Les deux grands hommes avalèrent tout ce qu'ils avaient et se partagèrent même les restes de la belle demoiselle Suzie qui avait cultivé l'habitude de manger très peu afin de conserver sa mince silhouette. 

Et enfin, la jeune femme ôta la tête d'une noix de coco qu'elle offrit à son oncle. Elle décapita une deuxième pour le bûcheron, puis une troisième qu'elle s'arrogea. 

Les trois compagnons portèrent un toast en l'honneur de leur remise en liberté en cognant la couche dure de leurs fruits de palmier l'une à l'autre. Et comme un orchestre musical bien huilé, ils buvèrent d'un trait et en synchronie le liquide sucré à l'intérieur.

"Il est temps que nous nous en allions d'ici," déclara oncle Bibi en se levant du banc, sa noix de coco en main.

"Viens avec moi Suzie," ordonna-t-il ensuite à sa nièce qui avançait vers Babida.

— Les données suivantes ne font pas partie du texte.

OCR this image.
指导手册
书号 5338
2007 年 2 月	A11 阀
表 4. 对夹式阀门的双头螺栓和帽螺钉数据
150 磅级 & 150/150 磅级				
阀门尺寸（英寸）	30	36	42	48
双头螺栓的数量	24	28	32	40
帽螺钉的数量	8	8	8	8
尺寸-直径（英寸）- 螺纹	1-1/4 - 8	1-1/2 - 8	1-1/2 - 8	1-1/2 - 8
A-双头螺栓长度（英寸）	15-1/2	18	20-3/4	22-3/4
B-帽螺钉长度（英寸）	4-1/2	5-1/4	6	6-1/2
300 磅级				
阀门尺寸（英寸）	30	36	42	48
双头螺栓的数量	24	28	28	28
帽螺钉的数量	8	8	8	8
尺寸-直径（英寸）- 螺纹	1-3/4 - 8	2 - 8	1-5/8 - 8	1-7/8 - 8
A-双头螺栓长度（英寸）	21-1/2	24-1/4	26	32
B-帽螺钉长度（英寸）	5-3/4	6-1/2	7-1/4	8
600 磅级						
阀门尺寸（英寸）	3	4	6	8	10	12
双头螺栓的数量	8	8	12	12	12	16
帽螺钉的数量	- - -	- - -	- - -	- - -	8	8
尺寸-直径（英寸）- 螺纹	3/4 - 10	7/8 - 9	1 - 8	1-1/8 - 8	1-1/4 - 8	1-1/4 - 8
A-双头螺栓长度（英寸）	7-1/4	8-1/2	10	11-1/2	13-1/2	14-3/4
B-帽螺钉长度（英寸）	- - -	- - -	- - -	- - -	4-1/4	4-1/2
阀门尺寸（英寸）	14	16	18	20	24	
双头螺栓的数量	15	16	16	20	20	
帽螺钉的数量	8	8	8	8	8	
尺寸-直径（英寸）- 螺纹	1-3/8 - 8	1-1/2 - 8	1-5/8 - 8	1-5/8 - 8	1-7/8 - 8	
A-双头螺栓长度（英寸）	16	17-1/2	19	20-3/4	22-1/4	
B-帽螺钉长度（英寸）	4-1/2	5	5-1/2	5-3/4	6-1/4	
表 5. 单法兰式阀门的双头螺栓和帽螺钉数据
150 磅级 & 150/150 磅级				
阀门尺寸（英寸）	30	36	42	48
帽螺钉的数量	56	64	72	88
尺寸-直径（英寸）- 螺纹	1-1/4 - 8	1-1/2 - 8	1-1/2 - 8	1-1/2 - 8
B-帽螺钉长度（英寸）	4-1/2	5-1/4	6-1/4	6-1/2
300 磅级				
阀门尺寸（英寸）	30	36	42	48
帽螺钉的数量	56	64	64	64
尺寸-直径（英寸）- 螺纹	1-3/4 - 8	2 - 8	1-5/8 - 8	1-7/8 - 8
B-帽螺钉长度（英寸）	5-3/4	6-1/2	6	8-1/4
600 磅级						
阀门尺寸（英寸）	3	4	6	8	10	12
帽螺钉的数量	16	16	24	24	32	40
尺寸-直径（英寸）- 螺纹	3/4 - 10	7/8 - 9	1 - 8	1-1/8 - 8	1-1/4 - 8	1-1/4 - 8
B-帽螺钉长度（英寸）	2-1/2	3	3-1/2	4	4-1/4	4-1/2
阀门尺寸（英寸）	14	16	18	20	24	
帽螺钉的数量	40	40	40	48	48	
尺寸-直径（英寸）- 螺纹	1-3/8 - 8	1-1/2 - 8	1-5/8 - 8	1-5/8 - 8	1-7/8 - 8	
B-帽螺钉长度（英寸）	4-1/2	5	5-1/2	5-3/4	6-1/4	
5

Elle tapota l'épaule droite de l'élagueur et lui susurra : "Bonne nuit, combattant qui ne craint rien! On se voit demain, puissent les ancêtres nous faire grâce.

"Bonne nuit, Mon Commandant !" s'exclama Babida à l'endroit de l'oncle Bibi alors que sa belle nièce Suzie revenait vers lui pour qu'ils s'en allassent.

Les deux compagnons du bûcheron l'abandonnèrent sur l'esplanade du quartier général du gouverneur et arrivèrent au centre d'Okundé, lequel était enseveli dans une ambiance morose à la suite du tremblement de terre et de l'attaque des chauves-souris meurtrières.

Les rues sableuses étaient vides alors que d'habitude à pareille heure, aux alentours de minuit, les résidents n'en finissaient pas de les parcourir sans but précis. Les mélomanes qui la nuit tombée battaient leurs tambours et jouaient des mélodies envoûtantes, n'étaient pas non plus là.